INFO WorkerSourceTask{id=gcs-source-0} Committing offsets
(org.apache.kafka.connect.runtime.WorkerSourceTask:409)
INFO WorkerSourceTask{id=gcs-source-0} flushing 1 outstanding messages for offset commit
(org.apache.kafka.connect.runtime.WorkerSourceTask:426)
ERROR WorkerSourceTask{id=gcs-source-0} Failed to flush, timed out while waiting
for producer to flush outstanding 1 messages (org.apache.kafka.connect.runtime.WorkerSourceTask:431)
ERROR WorkerSourceTask{id=gcs-source-0} Failed to commit offsets
(org.apache.kafka.connect.runtime.SourceTaskOffsetCommitter:114)

Error Handling

The following behavior.on.error configuration properties set how the connector handles errors.

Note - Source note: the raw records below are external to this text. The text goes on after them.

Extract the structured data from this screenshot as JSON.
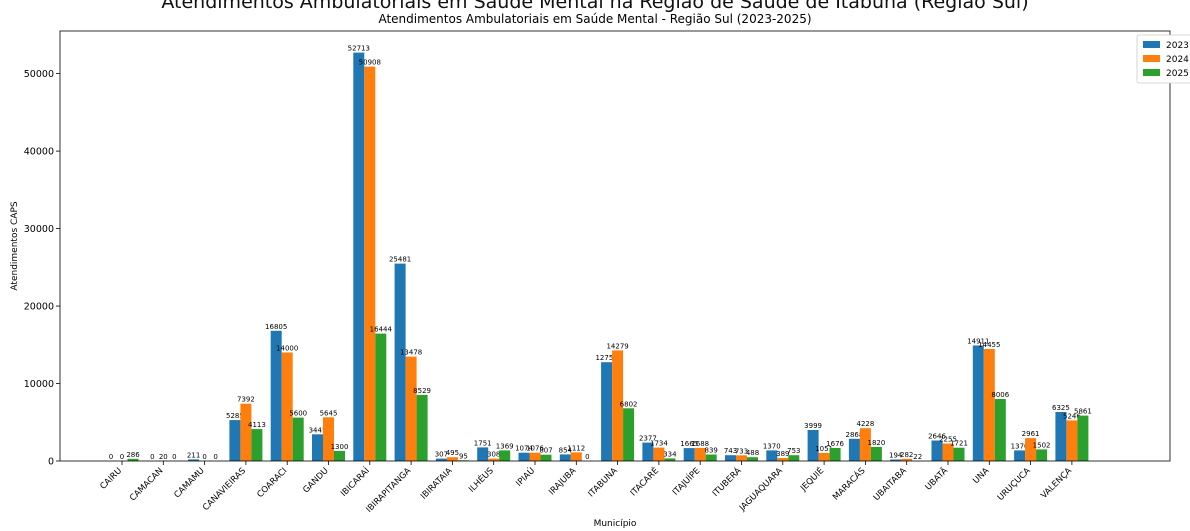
{
  "header": {
    "cutoff_text": "Atendimentos Ambulatoriais em Saúde Mental na Região de Saúde de Itabuna (Região Sul)"
  },
  "chart_data": {
    "type": "bar",
    "title": "Atendimentos Ambulatoriais em Saúde Mental - Região Sul (2023-2025)",
    "xlabel": "Município",
    "ylabel": "Atendimentos CAPS",
    "ylim": [
      0,
      55500
    ],
    "yticks": [
      0,
      10000,
      20000,
      30000,
      40000,
      50000
    ],
    "grid": false,
    "legend_position": "top-right",
    "categories": [
      "CAIRU",
      "CAMACAN",
      "CAMAMU",
      "CANAVIEIRAS",
      "COARACI",
      "GANDU",
      "IBICARAÍ",
      "IBIRAPITANGA",
      "IBIRATAIA",
      "ILHÉUS",
      "IPIAÚ",
      "IRAJUBA",
      "ITABUNA",
      "ITACARÉ",
      "ITAJUÍPE",
      "ITUBERÁ",
      "JAGUAQUARA",
      "JEQUIÉ",
      "MARACÁS",
      "UBAITABA",
      "UBATÃ",
      "UNA",
      "URUÇUCA",
      "VALENÇA"
    ],
    "series": [
      {
        "name": "2023",
        "color": "#1f77b4",
        "values": [
          0,
          0,
          211,
          5285,
          16805,
          3445,
          52713,
          25481,
          307,
          1751,
          1074,
          854,
          12751,
          2377,
          1665,
          743,
          1370,
          3999,
          2868,
          194,
          2646,
          14911,
          1370,
          6325
        ]
      },
      {
        "name": "2024",
        "color": "#ff7f0e",
        "values": [
          0,
          20,
          0,
          7392,
          14000,
          5645,
          50908,
          13478,
          495,
          308,
          1076,
          1112,
          14279,
          1734,
          1688,
          733,
          389,
          1051,
          4228,
          282,
          2255,
          14455,
          2961,
          5246
        ]
      },
      {
        "name": "2025",
        "color": "#2ca02c",
        "values": [
          286,
          0,
          0,
          4113,
          5600,
          1300,
          16444,
          8529,
          95,
          1369,
          807,
          0,
          6802,
          334,
          839,
          488,
          753,
          1676,
          1820,
          22,
          1721,
          8006,
          1502,
          5861
        ]
      }
    ]
  }
}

  • fail : The connector stops processing when an error occurs. The full batch of records will not be sent to Kafka if any record in the batch is corrupted.
  • ignore : The corrupted record is ignored. The connector continues processing the next record. For Avro, the connector ignores the file containing a corrupted record and continues processing records for the next file.
  • log : Logs an error message and continues processing the next record. For Avro, the connector ignores the file containing a corrupted record and continues processing records for the next file.

Note

The connector always ignores a file which is not in <topic>+<partition>+<offset>.<extension> format.